L’Organizzazione Mondiale della Sanità ha ribadito «le proprie preoccupazioni per il progressivo aumento dei casi di coronavirus nel continente africano». Il continente ha superato il traguardo di 750mila casi confermati, secondo quanto riferito dall’Oms e riportato dall’agenzia Reuters mercoledì scorso: «Un allarmante aumento di oltre 250mila casi in poco meno di due settimane, che è un segnale di possibili ulteriori epidemie nel continente», come quella di Ebola nella zona della Repubblica Democratica del Congo, ha affermato l’Oms.

«Penso che ciò che stiamo iniziando a vedere sia una continua accelerazione della trasmissione in numerosi paesi dell’Africa sub-sahariana e penso che questo dato debba essere preso molto seriamente – ha dichiarato all’Afp l’epidemiologo Michael Ryan, responsabile dell’Oms per le emergenze in Africa – anche perché i casi stanno aumentando in paesi già fragili, colpiti da conflitti e carestie, che ospitano al loro interno migliaia di profughi e sfollati».

Se inizialmente la pandemia ha colpito uno dei paesi più ricchi del continente, il Sudafrica, con oltre la metà dei contagiati (373mila) e un terzo dei decessi (5mila su 16mila morti nel continente), «attualmente sta accelerando nei paesi più poveri del continente».

L’arrivo relativamente lento della pandemia ha dato al Centro africano per il controllo e la prevenzione delle malattie (Africa-Cdc) il tempo di coordinarsi con i ministeri della sanità dei diversi governi e ha mantenuto una progressione “controllata” in tutto il continente, grazie anche alle misure di chiusura, di prevenzione e di distanziamento attuate.

«L’apertura delle frontiere e l’abbandono di misure preventive in numerosi paesi africani, legate anche a problematiche sociali ed economiche – ha dichiarato John Nkengasong, direttore dell’Africa-Cdc – hanno fatto accelerare la diffusione del virus, soprattutto tra rifugiati, migranti e sfollati, con oltre 29 milioni di persone a rischio».

Come afferma il recente rapporto di Human Rights Watch (Hrw) su «Effetti del Covid-19 e il suo impatto nel continente africano», il coronavirus «non ha minimamente fermato o arrestato i conflitti in essere del continente come in Libia, nel Sahel o nel Corno d’Africa». «I più colpiti dall’epidemia – continua il report – cominciano e essere donne, anziani e bambini in fuga da un conflitto, con risorse scarse o inesistenti».

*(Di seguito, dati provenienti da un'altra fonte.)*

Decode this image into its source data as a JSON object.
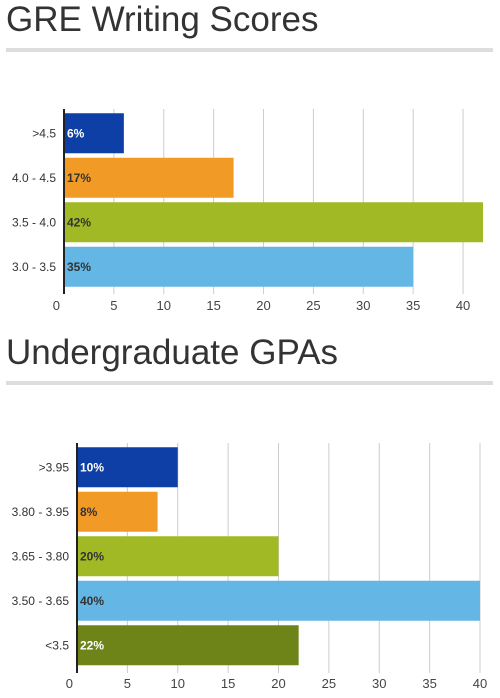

Profughi che vivono «in campi informali troppo densi per l’allontanamento sociale, con scarsa igiene, accesso limitato all’acqua pulita e con una totale carenza di strutture sanitarie adeguate».

Un’altra problematica, legata alla pandemia e ai conflitti nel continente africano, è «la progressiva diminuzione di aiuti adeguati e di operatori umanitari, con una situazione che ha esacerbato ancor più l’insicurezza alimentare e sanitaria» conclude il report.

A questo si unisce anche l’insicurezza dei pochi cooperanti presenti sul campo. Cinque operatori nigeriani, tra cui un dipendente della ong francese Action contre la Faim (Acf), sono stati uccisi dal gruppo jihadista Stato islamico dell’Africa occidentale (Iswap). Giovedì Iswap ha rivendicato e pubblicato il video che mostrava la brutale uccisione dei cinque uomini.

Al riguardo l’Onu, per voce di Edward Kallon, coordinatore in Nigeria, hanno dichiarato di essere «sconvolte e inorridite per l’ennesima uccisione di operatori umanitari, visto che dal 2016 ne sono stati uccisi in Africa quasi un centinaio».